Acima de tudo, sempre sabemos que há um lugar onde podemos ouvir a voz do Bom Pastor: a Sagrada Escritura. Nós, como Igreja, sustentamos que “os livros do Antigo e do Novo Testamento em sua totalidade, com todas as suas partes, são sagrados e canônicos porque escritos sob a inspiração do Espírito Santo, eles têm Deus como seu autor e foram entregues como tal à própria Igreja” e que “os livros da Escritura devem ser reconhecidos como ensinando solidamente, fielmente e sem erro aquela verdade que Deus quis colocar nos escritos sagrados por causa da salvação”. (Dei Verbum 11) O conhecimento das Sagradas Escrituras é essencial para seguir o Bom Pastor. São Jerônimo advertiu notoriamente: “A ignorância das Escrituras é a ignorância de Cristo”. O inverso também é lógico: para conhecer a Cristo, conheça as Escrituras. Chamamos a Bíblia de “Palavra de Deus” e sabemos que encontraremos essa Palavra quando lermos e estudarmos a Bíblia. O estudo das escrituras é literalmente um exercício de ouvir a voz do Bom Pastor. Esses textos atemporais, escritos em linguagem humana, nos preparam para ouvir e seguir seu verdadeiro autor, o próprio Deus. São Paulo disse ao seu jovem protegido: “Toda a Escritura é inspirada por Deus (literalmente Sopro de Deus) e é útil para ensinar, para refutar, para corrigir e para instruir na justiça, para que aquele que pertence a Deus seja competente e habilitado para toda boa obra”. (2 Timothy 3: 16-17) Quanto mais familiarizados estivermos com o texto sagrado, mais seremos capazes de discernir a voz de Jesus.

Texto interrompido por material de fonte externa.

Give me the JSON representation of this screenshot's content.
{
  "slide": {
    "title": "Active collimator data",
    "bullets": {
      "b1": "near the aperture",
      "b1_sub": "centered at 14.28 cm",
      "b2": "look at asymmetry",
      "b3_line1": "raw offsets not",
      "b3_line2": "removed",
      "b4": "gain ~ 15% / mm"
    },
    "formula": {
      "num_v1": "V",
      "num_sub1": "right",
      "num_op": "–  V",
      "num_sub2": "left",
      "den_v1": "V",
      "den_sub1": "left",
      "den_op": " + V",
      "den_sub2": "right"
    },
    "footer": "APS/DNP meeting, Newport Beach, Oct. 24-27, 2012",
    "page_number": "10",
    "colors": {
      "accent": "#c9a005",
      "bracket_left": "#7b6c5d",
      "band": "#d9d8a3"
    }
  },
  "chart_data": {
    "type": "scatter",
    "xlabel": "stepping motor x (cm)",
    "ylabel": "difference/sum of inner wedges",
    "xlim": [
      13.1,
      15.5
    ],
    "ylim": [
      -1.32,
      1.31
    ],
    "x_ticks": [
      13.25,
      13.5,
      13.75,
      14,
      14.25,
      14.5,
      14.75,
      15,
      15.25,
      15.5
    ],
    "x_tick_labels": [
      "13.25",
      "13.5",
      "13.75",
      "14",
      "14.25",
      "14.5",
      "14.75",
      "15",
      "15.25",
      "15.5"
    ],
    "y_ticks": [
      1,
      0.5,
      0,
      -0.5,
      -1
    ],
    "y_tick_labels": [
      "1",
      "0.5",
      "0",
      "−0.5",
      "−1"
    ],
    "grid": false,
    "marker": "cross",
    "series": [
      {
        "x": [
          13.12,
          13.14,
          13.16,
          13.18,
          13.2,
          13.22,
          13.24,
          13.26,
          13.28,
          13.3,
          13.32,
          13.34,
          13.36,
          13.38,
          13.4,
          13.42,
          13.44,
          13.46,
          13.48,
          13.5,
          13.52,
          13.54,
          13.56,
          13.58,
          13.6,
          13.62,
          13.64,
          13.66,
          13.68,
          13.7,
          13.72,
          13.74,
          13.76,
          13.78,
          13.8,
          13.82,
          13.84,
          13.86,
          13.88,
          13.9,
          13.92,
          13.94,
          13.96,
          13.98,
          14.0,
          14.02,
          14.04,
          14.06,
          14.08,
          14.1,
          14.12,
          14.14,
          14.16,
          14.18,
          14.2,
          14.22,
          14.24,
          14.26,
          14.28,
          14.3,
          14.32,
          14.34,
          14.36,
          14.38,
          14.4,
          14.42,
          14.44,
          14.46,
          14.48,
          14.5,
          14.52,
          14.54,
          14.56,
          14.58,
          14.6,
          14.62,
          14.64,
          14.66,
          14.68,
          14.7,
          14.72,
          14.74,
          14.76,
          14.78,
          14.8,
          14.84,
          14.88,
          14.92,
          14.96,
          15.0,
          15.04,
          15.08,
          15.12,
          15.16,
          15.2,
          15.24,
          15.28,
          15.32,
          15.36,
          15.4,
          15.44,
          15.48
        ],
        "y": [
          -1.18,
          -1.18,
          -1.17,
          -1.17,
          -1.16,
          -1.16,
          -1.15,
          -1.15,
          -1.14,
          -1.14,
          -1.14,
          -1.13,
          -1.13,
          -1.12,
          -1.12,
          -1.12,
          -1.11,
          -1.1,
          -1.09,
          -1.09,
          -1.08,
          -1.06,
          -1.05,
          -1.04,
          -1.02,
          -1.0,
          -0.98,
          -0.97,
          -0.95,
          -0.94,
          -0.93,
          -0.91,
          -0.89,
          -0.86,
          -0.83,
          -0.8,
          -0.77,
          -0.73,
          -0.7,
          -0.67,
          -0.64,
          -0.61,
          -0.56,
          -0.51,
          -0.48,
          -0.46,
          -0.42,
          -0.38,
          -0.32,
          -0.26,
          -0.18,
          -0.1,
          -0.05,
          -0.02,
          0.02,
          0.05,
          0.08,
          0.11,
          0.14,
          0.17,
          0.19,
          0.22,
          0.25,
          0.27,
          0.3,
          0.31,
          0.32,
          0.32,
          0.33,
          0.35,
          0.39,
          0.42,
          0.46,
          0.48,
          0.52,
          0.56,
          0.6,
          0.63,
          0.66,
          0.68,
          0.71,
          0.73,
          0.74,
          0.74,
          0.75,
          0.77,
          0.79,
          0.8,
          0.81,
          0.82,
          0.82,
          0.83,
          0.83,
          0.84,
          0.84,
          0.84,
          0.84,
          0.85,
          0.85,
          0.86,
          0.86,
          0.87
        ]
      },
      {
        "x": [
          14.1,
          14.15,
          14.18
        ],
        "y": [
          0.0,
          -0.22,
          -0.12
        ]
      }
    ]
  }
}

Finalmente, não devemos esperar que a voz do Bom Pastor seja sempre a mais alta. Às vezes precisamos ficar quietos para ouvir a voz dele. O profeta Elias experimentou isso no Monte Horebe (1 Kings 19: 11-13). Deus o enviou a uma caverna para esperar. Elias sabia que Deus passaria. Enquanto ele esperava por Deus, houve três eventos naturais: um incêndio, um terremoto e um forte vendaval, todos os quais, em outros tempos e lugares, pressagiavam a presença e o poder de Deus. Mas Elias conhecia a voz de Deus bem o suficiente para saber que Deus não estava presente naqueles eventos. Depois, houve um “sussurro suave”, e Elias escondeu o rosto porque Deus estava no silêncio. Às vezes, basta desligar o barulho ao nosso redor e ficar em silêncio, ouvindo a voz do Bom Pastor no fundo do nosso coração. Quando aprendemos a reconhecer a voz do Bom Pastor, ele promete nos conduzir a uma vida mais abundante (John 10: 10).